D.C. ballot initiative would ban corporate contributions to political campaigns
The group D.C. Trust on Monday submitted more than 30,000 signatures to the D.C. Board of Elections in support of a ballot initiative seeking to prohibit corporations from making direct campaign donations to political candidates.
“D.C. residents want to see Initiative 70 on the ballot,” said Bryan Weaver, who filed the initiative with the Board of Elections earlier this year. “Our volunteers have gotten a tremendous response from residents across the city. It’s clear that D.C. residents are fed up with the pay-to-play culture in the Wilson Building and are tired of waiting for our elected officials to do the right thing.”
The D.C. Board of Elections and Ethics has 30-days to review the signatures. The activists need roughly 23,000 valid signatures for the initiative to appear on the November ballot.

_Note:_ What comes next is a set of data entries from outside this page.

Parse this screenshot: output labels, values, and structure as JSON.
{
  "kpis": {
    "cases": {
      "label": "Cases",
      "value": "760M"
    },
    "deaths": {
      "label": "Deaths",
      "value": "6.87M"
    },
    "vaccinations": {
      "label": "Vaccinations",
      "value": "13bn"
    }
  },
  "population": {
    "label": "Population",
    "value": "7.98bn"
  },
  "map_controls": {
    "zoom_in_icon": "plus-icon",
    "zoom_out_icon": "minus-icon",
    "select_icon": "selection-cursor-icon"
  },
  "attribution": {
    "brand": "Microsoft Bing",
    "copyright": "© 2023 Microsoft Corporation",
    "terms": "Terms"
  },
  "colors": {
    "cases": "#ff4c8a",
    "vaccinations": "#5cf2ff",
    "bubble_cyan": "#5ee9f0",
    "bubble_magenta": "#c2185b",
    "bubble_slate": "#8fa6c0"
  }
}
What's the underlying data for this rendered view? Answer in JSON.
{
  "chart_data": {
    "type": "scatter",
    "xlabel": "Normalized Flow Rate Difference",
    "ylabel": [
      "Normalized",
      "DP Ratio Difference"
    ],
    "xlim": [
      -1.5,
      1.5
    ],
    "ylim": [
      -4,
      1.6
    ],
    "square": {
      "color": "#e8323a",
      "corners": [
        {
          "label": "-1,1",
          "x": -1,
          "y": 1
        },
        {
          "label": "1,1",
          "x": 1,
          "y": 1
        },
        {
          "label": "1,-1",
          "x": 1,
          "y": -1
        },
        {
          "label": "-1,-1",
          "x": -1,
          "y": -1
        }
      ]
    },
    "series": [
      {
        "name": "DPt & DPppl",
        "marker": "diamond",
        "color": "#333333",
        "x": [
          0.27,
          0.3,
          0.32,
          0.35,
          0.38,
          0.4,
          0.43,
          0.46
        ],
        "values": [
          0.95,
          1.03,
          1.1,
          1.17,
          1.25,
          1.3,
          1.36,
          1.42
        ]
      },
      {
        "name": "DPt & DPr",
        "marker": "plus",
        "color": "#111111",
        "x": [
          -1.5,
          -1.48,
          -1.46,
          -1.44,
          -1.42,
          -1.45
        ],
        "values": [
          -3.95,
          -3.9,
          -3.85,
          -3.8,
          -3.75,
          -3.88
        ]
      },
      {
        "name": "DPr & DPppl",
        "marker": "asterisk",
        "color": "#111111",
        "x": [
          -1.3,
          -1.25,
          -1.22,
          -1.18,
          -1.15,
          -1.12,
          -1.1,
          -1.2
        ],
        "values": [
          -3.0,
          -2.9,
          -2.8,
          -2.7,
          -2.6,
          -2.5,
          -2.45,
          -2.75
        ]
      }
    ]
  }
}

Federal law has banned corporations from making campaign donations directly to federal candidates since the Tillman Act of 1907. Though the Supreme Court struck down a ban on corporate independent expenditures in its controversial 2010 Citizens United decision, it left the ban on direct campaign contributions intact.
In addition, 21 states prohibit corporations from making direct campaign donations to candidates.
Those who support the ballot initiative — including the Sierra Club, Public Citizen and Jews United for Justice — said it would “rout out legalized corruption” in D.C.
“Corporate campaign giving makes a mockery of spending limits, as bundling through subsidiaries and affiliates is used to breach the legal campaign cash limits,” explained Aquene Freechild, Senior Organizer, Public Citizen’s Democracy Is For People Campaign. “We are confident that with this measure on the ballot, District residents will make clear with their votes that they want to end the corporate corruption of our elections.”